Susan Rice - Early Life and Education

Early Life and Education

Rice was born in Washington, D.C., to Emmett J. Rice (1919–2011), Cornell University economics professor and the second black governor of the Federal Reserve System; and education policy scholar Lois (née Dickson) Fitt, currently at the Brookings Institution. Her maternal grandparents were Jamaican. Her parents divorced during her youth.

Rice was a three-sport athlete, student council president, and valedictorian at National Cathedral School in Washington, D.C., a private girls' day school. She played point guard in basketball and directed the offense, acquiring the nickname Spo, short for "Sportin’."

Rice said that her parents taught her to "never use race as an excuse or advantage," and as a young girl she "dreamed of becoming the first U.S. senator from the District of Columbia." She also held "lingering fears" that her accomplishments would be diminished by people who attributed them to affirmative action. After her father's death in 2011, she said, “He believed segregation had constrained him from being all he could be. The psychological hangover of that took him decades to overcome.

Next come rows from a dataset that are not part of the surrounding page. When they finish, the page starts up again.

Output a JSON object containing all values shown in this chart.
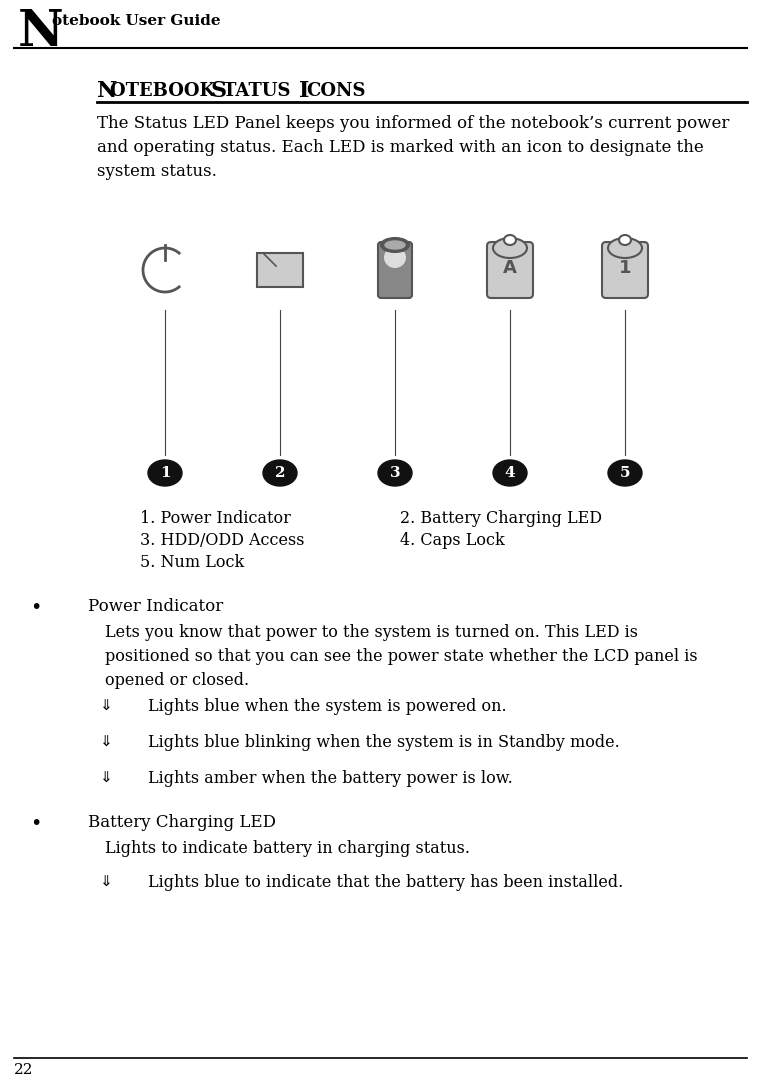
{
  "bg_color": "#ffffff",
  "header_N": "N",
  "header_rest": "otebook User Guide",
  "section_title": "Notebook Status Icons",
  "intro_text": "The Status LED Panel keeps you informed of the notebook’s current power\nand operating status. Each LED is marked with an icon to designate the\nsystem status.",
  "legend_items": [
    [
      "1. Power Indicator",
      "2. Battery Charging LED"
    ],
    [
      "3. HDD/ODD Access",
      "4. Caps Lock"
    ],
    [
      "5. Num Lock",
      ""
    ]
  ],
  "bullet_sections": [
    {
      "title": "Power Indicator",
      "body": "Lets you know that power to the system is turned on. This LED is\npositioned so that you can see the power state whether the LCD panel is\nopened or closed.",
      "items": [
        "Lights blue when the system is powered on.",
        "Lights blue blinking when the system is in Standby mode.",
        "Lights amber when the battery power is low."
      ]
    },
    {
      "title": "Battery Charging LED",
      "body": "Lights to indicate battery in charging status.",
      "items": [
        "Lights blue to indicate that the battery has been installed."
      ]
    }
  ],
  "icon_numbers": [
    "1",
    "2",
    "3",
    "4",
    "5"
  ],
  "footer_number": "22",
  "text_color": "#000000",
  "dark_gray": "#555555",
  "med_gray": "#888888",
  "light_gray": "#cccccc",
  "arrow_symbol": "⇓"
}
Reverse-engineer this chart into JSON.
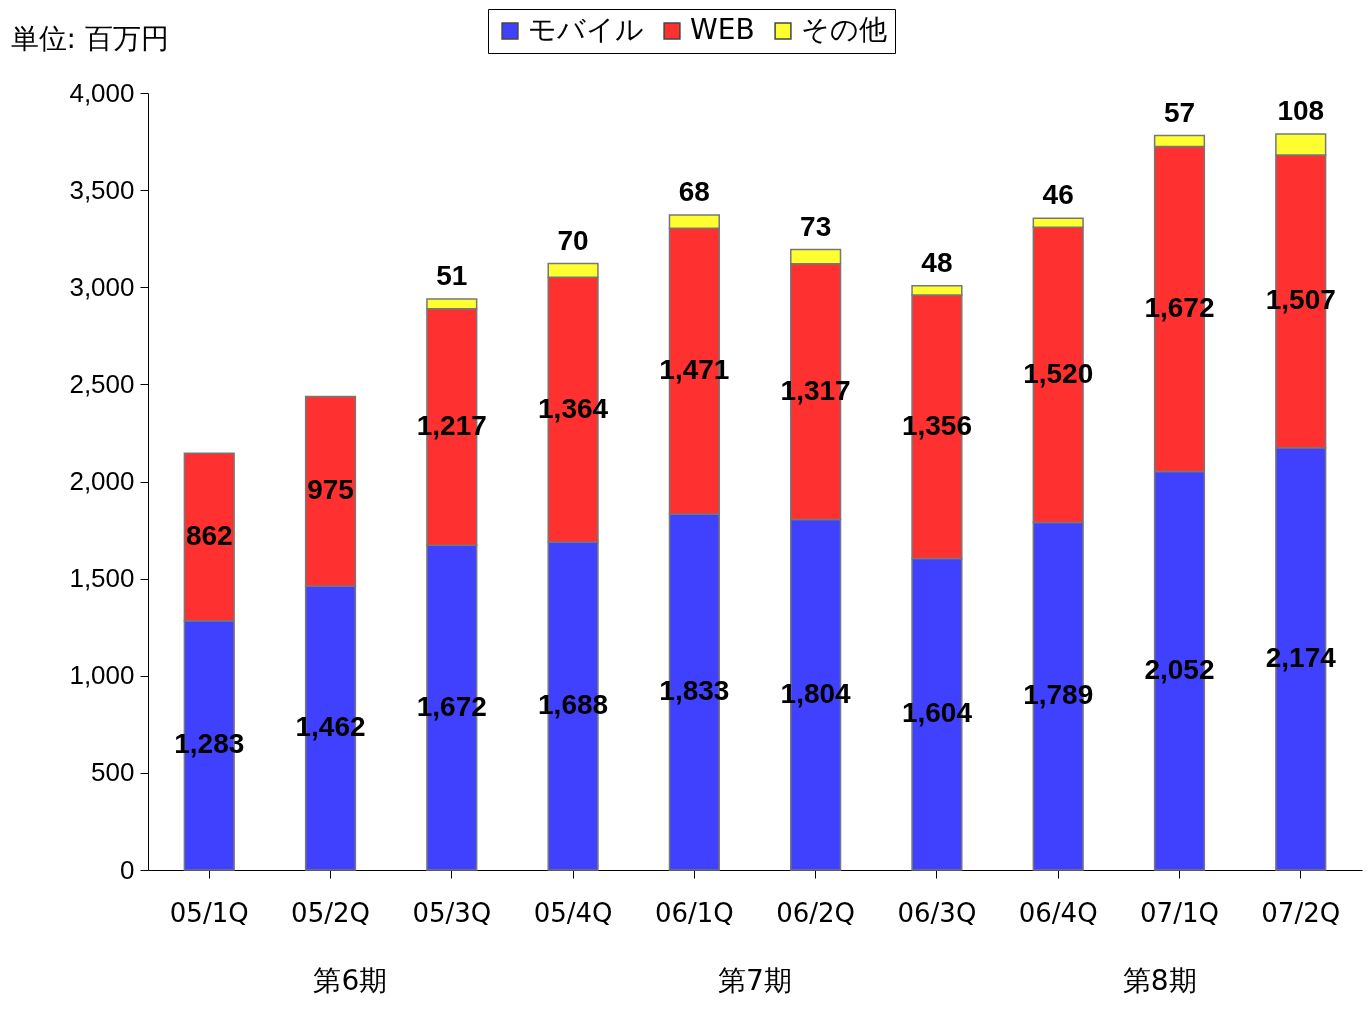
{
  "chart_data": {
    "type": "bar",
    "stacked": true,
    "ylabel": "単位: 百万円",
    "categories": [
      "05/1Q",
      "05/2Q",
      "05/3Q",
      "05/4Q",
      "06/1Q",
      "06/2Q",
      "06/3Q",
      "06/4Q",
      "07/1Q",
      "07/2Q"
    ],
    "series": [
      {
        "name": "モバイル",
        "color": "#4040ff",
        "values": [
          1283,
          1462,
          1672,
          1688,
          1833,
          1804,
          1604,
          1789,
          2052,
          2174
        ],
        "value_labels": [
          "1,283",
          "1,462",
          "1,672",
          "1,688",
          "1,833",
          "1,804",
          "1,604",
          "1,789",
          "2,052",
          "2,174"
        ]
      },
      {
        "name": "WEB",
        "color": "#ff3030",
        "values": [
          862,
          975,
          1217,
          1364,
          1471,
          1317,
          1356,
          1520,
          1672,
          1507
        ],
        "value_labels": [
          "862",
          "975",
          "1,217",
          "1,364",
          "1,471",
          "1,317",
          "1,356",
          "1,520",
          "1,672",
          "1,507"
        ]
      },
      {
        "name": "その他",
        "color": "#ffff30",
        "values": [
          null,
          null,
          51,
          70,
          68,
          73,
          48,
          46,
          57,
          108
        ],
        "value_labels": [
          null,
          null,
          "51",
          "70",
          "68",
          "73",
          "48",
          "46",
          "57",
          "108"
        ]
      }
    ],
    "ylim": [
      0,
      4000
    ],
    "yticks": [
      0,
      500,
      {
        "value": 1000,
        "label": "1,000"
      },
      {
        "value": 1500,
        "label": "1,500"
      },
      {
        "value": 2000,
        "label": "2,000"
      },
      {
        "value": 2500,
        "label": "2,500"
      },
      {
        "value": 3000,
        "label": "3,000"
      },
      {
        "value": 3500,
        "label": "3,500"
      },
      {
        "value": 4000,
        "label": "4,000"
      }
    ],
    "legend": "top",
    "grid": false,
    "annotations": [
      "第6期",
      "第7期",
      "第8期"
    ]
  }
}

His most fervent wish was that we not have that psychological baggage.”

Rice attended Stanford University, where she received a Truman Scholarship, and graduated with a B.A. in history in 1986. She was elected to Phi Beta Kappa.

Awarded a Rhodes Scholarship, Rice attended New College, Oxford, where she earned a M.Phil. in 1988 and D.Phil. in 1990. The Chatham House-British International Studies Association honored her dissertation entitled, "Commonwealth Initiative in Zimbabwe, 1979-1980: Implication for International Peacekeeping" as the UK's most distinguished in international relations.